Understanding of Normal and Abnormal Hearts by Phase Space Analysis and Convolutional Neural Networks
This work addresses cardiac diagnostics, which is crucial for public health due to high mortality and costs, but it is incremental as it combines existing methods on a standard dataset.
The study tackled the problem of cardiac disease diagnosis by applying phase space analysis and convolutional neural networks to ECG data, achieving a classification accuracy of 90.90% for distinguishing between healthy and unhealthy hearts.

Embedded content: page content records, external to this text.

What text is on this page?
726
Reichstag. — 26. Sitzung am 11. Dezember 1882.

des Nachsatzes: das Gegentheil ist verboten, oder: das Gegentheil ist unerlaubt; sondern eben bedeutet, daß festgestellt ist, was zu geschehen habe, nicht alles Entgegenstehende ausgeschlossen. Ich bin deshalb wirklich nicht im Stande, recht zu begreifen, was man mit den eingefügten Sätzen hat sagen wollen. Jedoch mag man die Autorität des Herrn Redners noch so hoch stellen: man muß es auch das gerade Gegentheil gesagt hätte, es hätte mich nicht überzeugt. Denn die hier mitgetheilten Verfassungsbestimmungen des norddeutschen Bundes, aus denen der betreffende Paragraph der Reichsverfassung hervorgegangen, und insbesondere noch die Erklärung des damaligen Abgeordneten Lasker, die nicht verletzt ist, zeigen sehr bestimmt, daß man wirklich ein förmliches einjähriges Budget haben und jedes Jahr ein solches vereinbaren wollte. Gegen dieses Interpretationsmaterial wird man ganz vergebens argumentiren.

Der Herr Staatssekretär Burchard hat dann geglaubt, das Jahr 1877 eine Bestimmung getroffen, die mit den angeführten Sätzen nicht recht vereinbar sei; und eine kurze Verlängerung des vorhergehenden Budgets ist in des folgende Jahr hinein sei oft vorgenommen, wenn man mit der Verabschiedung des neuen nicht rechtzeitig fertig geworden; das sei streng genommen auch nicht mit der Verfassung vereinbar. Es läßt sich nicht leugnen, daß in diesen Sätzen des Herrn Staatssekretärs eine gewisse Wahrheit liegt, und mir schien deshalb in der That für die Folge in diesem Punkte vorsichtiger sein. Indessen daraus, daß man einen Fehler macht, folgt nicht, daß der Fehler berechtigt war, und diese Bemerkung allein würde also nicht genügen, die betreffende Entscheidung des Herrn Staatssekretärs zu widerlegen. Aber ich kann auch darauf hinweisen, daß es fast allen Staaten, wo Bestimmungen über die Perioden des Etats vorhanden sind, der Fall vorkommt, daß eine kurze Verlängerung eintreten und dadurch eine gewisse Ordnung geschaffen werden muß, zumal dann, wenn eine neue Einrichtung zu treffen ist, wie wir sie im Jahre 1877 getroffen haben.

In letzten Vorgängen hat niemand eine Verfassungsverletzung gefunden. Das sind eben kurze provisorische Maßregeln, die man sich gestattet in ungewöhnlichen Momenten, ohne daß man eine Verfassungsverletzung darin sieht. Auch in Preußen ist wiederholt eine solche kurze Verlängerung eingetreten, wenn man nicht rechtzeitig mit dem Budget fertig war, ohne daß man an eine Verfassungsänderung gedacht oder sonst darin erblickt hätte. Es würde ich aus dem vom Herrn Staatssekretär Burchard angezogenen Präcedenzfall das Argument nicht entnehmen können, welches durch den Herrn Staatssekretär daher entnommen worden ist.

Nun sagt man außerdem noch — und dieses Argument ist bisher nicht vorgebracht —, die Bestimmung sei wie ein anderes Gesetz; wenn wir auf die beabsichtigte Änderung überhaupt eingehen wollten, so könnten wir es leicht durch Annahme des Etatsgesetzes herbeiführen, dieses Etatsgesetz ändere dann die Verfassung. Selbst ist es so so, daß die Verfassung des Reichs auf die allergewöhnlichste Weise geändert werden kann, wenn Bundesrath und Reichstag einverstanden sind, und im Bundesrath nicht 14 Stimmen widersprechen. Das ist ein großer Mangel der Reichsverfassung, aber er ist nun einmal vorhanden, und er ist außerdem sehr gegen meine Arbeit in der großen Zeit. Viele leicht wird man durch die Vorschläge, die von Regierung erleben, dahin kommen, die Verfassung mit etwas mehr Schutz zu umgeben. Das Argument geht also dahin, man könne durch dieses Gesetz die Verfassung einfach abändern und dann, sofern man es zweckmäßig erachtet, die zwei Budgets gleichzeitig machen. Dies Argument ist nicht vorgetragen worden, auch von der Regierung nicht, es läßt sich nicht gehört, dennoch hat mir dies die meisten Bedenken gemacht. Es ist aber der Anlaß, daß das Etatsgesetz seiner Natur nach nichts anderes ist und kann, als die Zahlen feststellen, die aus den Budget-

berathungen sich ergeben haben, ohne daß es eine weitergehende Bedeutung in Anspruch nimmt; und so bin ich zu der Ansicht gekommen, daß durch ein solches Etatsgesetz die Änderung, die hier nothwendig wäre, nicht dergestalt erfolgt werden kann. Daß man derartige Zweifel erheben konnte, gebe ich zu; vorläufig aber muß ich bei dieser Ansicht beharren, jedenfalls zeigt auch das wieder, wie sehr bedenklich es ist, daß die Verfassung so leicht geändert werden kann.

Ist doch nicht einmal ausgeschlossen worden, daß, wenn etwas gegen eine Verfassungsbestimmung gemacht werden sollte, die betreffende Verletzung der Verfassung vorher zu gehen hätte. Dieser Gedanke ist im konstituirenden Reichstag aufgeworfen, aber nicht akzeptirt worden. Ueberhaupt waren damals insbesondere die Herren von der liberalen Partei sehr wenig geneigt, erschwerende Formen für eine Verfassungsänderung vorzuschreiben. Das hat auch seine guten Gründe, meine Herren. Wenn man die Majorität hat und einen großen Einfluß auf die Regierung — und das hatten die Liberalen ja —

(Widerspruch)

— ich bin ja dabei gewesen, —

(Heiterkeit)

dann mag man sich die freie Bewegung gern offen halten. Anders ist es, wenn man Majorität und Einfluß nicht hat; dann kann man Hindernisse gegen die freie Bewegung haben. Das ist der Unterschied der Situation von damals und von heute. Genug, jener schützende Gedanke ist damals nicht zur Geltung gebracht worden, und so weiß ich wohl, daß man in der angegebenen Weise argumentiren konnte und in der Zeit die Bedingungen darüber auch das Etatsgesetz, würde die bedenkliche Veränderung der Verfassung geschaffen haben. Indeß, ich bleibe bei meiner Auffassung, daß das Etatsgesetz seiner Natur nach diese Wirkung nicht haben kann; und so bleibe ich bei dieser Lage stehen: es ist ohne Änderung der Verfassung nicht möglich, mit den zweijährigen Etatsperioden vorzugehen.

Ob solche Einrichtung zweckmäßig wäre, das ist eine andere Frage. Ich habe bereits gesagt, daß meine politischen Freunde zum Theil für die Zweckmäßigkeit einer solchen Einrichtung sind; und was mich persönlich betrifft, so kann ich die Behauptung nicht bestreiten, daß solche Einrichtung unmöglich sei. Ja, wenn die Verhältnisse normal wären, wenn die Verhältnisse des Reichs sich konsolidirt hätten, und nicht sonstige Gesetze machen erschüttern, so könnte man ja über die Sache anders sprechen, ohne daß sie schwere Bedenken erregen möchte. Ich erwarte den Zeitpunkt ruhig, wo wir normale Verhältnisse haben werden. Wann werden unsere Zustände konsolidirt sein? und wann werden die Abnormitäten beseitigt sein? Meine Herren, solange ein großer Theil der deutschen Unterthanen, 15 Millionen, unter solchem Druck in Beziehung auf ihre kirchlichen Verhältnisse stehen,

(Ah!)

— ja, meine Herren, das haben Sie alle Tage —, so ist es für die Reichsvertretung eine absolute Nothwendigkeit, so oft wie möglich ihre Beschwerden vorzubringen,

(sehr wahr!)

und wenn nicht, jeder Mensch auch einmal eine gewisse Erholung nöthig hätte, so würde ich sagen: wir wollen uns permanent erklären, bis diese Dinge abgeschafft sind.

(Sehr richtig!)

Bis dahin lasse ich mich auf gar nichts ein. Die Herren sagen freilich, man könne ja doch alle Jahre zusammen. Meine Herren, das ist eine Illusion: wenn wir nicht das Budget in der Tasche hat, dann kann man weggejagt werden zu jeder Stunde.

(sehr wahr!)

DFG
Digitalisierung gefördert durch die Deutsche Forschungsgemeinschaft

Cardiac diseases are one of the leading mortality factors in modern, industrialized societies, which cause high expenses in public health systems. Due to high costs, developing analytical methods to improve cardiac diagnostics is essential. The heart's electric activity was first modeled using a set of nonlinear differential equations. Following this, variations of cardiac spectra originating from deterministic dynamics are investigated. Analyzing a normal human heart's power spectra offers His-Purkinje network, which possesses a fractal-like structure. Phase space trajectories are extracted from the time series electrocardiogram (ECG) graph with third-order derivate Taylor Series. Here in this study, phase space analysis and Convolutional Neural Networks (CNNs) method are applied to 44 records via the MIT-BIH database recorded with MLII. In order to increase accuracy, a straight line is drawn between the highest Q-R distance in the phase space images of the records. Binary CNN classification is used to determine healthy or unhealthy hearts. With a 90.90% accuracy rate, this model could classify records according to their heart status.